Pass rates for elementary statistics and college algebra courses both improved significantly from spring to summer, reaching 83% and 73%, respectively. They now exceed the average pass rate for on-campus courses in those subjects.
[ Online course style: How Udacity Creates A More Engaging MOOC. ]
The pass rate for an entry-level math course improved, but only to about 30%, compared with 45.5% for the on-campus equivalent. This is a remedial math course and SJSU's report emphasizes that, particularly in the spring, it was offered to students who had failed the course once before and otherwise would have been directed to go back to community college.
"A 30% pass rate does sound low, until you stop and think that most of these students would not otherwise have had access to the course at all," said SJSU provost and VP for academic affairs Ellen Junn in a statement.
The table below shows pass rates (students who scored a C or better).
Spring Pilot 2013 | Summer Pilot 2013 | SJSU On-Campus(based on past 6 semesters) | |
---|---|---|---|
Elementary Statistics | 50.5% | 83.0% | 76.3% |
College Algebra | 25.4% | 72.6% | 64.7% |
Entry Level Math | 23.8% | 29.8% | 45.5% |
General Psychology | not offered | 67.3% | 83.0% |
Intro to Programming | not offered | 70.4% | 67.6% |
Junn pointed to three areas of improvement that made a difference:
-- Better orientation, particularly for students not otherwise enrolled at SJSU.
-- More encouragement along the way, including online tools to help students track their progress and mentors checking in with students more frequently.
-- More communication, with student feedback incorporated into changes in the courses. "We're also sending less email and more messages when students are 'in class' online," according to Junn.
A few other things were different. Although the spring semester boasted an 83% retention rate, over the summer SJSU let it drop to 60%, reflecting a "decision to be more flexible when students signaled to instructors that they needed to drop the course," according to Junn.
Some of the improvement in pass scores could be interpreted as a result of more students who would have failed having a chance to drop the course before they got to that point.
The summer enrollment was also much larger, with 2,091 students enrolled in five classes, compared with just under 300 students in three classes in the spring.
When SJSU Plus classes resume, the university wants to do more to "better sync our courses with our students' busy schedules," said Junn. Students also have asked for greater flexibility in course pacing, allowing them to speed up or slow down outside the confines of a semester schedule, and SJSU is investigating how it might make that work.

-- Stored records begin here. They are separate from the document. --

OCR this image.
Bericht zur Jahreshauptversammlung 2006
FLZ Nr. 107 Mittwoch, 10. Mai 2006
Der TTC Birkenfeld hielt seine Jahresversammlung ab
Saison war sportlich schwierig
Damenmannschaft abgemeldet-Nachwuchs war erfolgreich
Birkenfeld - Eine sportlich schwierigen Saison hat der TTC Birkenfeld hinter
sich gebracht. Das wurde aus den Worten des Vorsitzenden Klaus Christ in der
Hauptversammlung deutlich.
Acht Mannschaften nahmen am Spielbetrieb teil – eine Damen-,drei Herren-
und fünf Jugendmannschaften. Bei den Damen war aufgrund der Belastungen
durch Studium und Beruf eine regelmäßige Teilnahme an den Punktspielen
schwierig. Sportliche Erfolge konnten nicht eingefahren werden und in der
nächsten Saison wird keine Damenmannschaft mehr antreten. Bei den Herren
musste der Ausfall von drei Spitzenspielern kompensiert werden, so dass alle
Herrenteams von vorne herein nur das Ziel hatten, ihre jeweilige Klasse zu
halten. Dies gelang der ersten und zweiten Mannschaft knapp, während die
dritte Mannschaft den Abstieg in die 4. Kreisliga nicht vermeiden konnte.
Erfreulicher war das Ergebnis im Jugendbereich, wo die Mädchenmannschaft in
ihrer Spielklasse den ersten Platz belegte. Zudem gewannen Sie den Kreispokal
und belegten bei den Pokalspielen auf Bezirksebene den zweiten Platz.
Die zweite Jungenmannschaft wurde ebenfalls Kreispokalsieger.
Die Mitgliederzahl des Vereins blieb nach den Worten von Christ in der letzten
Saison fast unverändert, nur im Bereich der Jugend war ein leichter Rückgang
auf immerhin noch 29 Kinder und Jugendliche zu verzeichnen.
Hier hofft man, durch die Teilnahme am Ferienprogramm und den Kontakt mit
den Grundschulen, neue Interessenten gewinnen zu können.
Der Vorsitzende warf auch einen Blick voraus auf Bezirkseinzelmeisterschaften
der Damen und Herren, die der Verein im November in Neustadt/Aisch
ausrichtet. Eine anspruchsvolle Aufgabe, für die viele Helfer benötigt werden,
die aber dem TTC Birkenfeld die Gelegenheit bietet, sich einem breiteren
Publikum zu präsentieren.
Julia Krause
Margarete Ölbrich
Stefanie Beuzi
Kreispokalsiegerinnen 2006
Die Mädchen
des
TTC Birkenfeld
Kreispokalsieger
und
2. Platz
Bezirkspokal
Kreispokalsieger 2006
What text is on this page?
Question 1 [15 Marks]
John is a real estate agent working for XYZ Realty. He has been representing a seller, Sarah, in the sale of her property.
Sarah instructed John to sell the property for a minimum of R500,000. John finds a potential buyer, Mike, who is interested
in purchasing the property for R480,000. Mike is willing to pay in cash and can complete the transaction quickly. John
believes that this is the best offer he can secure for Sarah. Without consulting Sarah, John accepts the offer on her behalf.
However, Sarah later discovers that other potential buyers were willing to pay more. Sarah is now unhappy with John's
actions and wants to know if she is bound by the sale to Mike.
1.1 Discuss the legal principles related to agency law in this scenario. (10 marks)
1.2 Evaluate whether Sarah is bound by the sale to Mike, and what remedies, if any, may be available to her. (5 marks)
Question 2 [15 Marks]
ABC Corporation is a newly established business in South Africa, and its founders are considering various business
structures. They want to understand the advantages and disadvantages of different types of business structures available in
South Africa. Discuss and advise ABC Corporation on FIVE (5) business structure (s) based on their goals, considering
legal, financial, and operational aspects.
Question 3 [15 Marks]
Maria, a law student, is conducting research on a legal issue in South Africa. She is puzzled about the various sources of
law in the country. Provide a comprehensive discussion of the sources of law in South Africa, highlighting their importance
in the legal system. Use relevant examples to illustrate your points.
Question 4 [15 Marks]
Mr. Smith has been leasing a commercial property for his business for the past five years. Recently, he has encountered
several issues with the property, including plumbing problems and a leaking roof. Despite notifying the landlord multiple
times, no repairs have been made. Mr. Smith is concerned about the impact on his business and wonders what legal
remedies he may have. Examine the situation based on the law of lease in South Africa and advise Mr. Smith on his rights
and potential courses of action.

RT @SebastianThrun on the SJSU Plus results: "Few ideas work on the first try. Iteration is key to innovation." http://t.co/Dc5lcOWfPi
— Udacity (@udacity) August 29, 2013
"To all those people who declared our experiment a failure, you have to understand how innovation works," Thrun wrote in a blog post on the latest results. "Few ideas work on the first try. Iteration is key to innovation. We are seeing significant improvement in learning outcomes and student engagement. And we know from our data that there is much more to be done."